On Monday, we reported that a poll found that “the Arizona House special election between Democrat Dr. Hiral Tipirneni and her Republican opponent Debbie Lesko is in a statistical tie, with the Democrat holding a 1 point lead in a district that Trump carried by 21 points.”
And now more Arizona opinion polls are showing a different “Blue Wave Shocker,” this time in the U.S. Senate race to replace retiring Senator Jeff Flake.
U.S. Representative Kyrsten Sinema (D-AZ), the presumptive Democratic candidate (because she has no primary opposition), leads all three Republicans (Rep. Martha McSally, conservative former state Sen. Kelli Ward, and anti-immigrant Sheriff Joe Arpaio). This is based on a new survey from ABC15 in Phoenix and OH Predictive Insights which asked potential voters which candidate they would favor if the election were to be held today.
In the poll, Sinema leads Rep. Martha McSally — the Republican front runner and expected primary winner — by 6 points, 48 to 42 percent. She also leads Ward, 50 to 40 percent, and Arpaio, 59 to 33 percent in the shocking poll.
Picking up a Republican seat in Arizona would be a real shocker and would mean the Democrats have a legitimate shot at taking back control of the U.S. Senate.
Sinema’s overall leads are based primarily on her great advantage among independent voters. She leads with independents by more than 60 percent in her match-ups against McSally and Ward and 76 percent when facing Arpaio. Those numbers are astounding, and show the extent to which swing voters are very turned off by Republican leadership in Washington.

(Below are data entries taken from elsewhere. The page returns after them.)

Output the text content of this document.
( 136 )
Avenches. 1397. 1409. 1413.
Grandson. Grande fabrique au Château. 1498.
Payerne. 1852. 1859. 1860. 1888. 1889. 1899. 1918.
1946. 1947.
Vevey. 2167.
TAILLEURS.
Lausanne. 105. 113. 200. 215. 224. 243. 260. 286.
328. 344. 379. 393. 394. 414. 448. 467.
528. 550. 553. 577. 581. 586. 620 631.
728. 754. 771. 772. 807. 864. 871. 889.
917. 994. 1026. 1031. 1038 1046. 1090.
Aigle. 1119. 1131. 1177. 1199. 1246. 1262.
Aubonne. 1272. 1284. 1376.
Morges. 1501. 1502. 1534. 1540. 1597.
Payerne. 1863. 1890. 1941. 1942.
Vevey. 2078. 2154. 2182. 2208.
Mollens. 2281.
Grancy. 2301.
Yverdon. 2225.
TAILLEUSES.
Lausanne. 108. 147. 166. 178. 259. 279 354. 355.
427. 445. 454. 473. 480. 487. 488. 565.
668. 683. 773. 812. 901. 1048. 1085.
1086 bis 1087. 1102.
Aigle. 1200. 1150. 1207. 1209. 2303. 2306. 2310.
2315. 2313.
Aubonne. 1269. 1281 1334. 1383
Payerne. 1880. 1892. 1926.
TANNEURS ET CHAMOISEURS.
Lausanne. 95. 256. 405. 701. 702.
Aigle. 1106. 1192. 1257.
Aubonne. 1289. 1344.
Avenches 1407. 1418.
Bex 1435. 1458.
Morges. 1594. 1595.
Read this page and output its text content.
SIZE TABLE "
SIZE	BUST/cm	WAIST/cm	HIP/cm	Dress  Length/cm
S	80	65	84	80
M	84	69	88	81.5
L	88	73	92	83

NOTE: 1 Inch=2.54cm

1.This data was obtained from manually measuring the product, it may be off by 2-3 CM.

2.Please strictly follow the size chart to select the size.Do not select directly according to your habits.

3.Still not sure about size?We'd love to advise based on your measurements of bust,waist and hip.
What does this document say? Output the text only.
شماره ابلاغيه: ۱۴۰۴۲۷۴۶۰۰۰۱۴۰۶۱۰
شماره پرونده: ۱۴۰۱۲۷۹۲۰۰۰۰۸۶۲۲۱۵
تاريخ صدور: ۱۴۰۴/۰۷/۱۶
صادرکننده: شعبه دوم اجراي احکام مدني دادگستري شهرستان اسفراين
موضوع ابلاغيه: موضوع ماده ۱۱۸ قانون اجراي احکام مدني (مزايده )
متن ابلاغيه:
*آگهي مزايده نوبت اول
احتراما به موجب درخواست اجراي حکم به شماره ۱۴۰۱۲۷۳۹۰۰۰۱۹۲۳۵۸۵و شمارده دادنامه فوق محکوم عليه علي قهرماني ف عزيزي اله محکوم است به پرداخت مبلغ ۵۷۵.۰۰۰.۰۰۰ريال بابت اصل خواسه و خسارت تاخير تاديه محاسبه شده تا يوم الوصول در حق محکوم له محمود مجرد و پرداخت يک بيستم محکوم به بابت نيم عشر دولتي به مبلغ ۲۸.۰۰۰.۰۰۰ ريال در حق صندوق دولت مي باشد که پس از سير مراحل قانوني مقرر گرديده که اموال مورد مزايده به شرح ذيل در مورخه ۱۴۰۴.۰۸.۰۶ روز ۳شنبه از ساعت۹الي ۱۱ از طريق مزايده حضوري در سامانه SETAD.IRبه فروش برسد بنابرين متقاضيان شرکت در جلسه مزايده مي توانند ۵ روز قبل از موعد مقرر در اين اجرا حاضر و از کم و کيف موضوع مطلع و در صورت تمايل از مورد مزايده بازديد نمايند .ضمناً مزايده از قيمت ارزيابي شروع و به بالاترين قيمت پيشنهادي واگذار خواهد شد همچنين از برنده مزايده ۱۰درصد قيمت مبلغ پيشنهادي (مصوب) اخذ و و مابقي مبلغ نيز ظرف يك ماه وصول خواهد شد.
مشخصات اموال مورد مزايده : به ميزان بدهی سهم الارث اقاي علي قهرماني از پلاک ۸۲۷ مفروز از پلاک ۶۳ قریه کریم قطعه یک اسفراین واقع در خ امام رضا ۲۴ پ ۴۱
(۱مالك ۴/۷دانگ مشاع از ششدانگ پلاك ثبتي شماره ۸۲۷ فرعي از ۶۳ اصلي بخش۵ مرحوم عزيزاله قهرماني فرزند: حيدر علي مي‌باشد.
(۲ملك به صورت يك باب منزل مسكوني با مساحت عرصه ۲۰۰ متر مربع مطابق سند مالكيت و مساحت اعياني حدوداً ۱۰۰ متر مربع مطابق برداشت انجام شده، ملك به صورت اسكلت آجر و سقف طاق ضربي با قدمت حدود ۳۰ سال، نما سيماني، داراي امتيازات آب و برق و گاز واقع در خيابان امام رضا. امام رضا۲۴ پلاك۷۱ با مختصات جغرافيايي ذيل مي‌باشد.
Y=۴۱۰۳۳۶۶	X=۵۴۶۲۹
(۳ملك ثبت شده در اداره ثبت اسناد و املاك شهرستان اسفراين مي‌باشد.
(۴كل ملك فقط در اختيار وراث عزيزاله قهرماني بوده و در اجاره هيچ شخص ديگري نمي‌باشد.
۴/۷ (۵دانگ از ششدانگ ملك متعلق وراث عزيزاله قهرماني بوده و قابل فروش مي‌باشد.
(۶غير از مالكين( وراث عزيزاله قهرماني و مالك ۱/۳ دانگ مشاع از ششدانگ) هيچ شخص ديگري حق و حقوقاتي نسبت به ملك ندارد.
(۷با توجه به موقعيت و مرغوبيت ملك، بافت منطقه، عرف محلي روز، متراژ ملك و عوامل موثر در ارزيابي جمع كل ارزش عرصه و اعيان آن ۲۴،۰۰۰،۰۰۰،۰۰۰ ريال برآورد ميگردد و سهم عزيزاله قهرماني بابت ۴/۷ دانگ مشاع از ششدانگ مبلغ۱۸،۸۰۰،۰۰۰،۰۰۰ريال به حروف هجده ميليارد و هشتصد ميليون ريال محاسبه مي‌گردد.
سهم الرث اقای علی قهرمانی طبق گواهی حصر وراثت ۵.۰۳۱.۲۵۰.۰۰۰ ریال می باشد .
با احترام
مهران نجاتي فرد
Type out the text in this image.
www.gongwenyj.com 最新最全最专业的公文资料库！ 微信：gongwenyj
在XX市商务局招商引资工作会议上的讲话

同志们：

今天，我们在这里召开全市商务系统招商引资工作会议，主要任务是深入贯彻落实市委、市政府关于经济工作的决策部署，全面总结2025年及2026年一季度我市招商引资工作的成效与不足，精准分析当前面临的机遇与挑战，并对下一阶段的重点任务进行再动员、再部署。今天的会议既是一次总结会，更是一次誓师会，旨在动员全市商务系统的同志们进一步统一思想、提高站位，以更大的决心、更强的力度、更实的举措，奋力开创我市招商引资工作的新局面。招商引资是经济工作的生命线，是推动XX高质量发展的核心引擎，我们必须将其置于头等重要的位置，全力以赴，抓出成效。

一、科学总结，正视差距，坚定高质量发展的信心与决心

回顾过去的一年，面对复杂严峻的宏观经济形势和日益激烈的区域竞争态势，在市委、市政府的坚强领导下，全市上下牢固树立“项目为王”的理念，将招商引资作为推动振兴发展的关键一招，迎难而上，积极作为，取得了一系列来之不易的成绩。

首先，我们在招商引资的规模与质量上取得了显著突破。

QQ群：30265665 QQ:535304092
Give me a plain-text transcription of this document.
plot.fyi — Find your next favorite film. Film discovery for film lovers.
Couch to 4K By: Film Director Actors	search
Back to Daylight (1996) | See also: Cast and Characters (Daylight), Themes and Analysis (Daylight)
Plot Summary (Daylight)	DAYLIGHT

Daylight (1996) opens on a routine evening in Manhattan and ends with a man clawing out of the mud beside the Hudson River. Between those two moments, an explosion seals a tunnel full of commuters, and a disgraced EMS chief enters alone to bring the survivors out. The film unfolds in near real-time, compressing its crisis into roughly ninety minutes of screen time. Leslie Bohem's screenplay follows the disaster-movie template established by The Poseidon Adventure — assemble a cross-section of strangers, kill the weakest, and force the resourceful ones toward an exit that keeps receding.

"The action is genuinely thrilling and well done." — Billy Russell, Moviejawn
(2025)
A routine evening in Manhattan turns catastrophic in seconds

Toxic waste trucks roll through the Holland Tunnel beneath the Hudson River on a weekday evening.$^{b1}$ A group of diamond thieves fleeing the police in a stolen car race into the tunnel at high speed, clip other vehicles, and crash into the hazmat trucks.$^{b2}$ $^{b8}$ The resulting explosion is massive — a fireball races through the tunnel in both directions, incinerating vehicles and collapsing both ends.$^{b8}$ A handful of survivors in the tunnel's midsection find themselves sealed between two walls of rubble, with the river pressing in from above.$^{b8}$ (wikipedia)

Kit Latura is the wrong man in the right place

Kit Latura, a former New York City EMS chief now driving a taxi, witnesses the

Another example of the disgust independent voters feel with Republicans is the extent to which President Trump’s favorability is way underwater among independent voters. Just 25 percent of independents view him favorably while 74 percent of these all-important voters view Trump in an unfavorable light.
“The issue we are consistently seeing in the numbers is that Democrats are unified, Republicans are less united, and the all-important Independent voters are trending anti-Republican/Trump” said Mike Noble, the head of OH Predictive Insights.
“The factors to look for will be if there are enough voters that do not view Trump favorably that still vote the Republican Party and whether or not the winning GOP primary candidate tries to or is able to create a distinct identity.”
As one commentator said, “It’s just one poll, of course, and the election is many months away. But it seems to confirm what many politicos suspected: Democrats have a real chance to win in Arizona, where Donald Trump beat Hillary Clinton by less than 4 points in 2016.”
We’re seeing more of these kinds of polls all over the country, and Arizona turning blue would not be a surprise given their large Hispanic population. This may be the year when the big Blue Wave is seen rolling across the Arizona desert.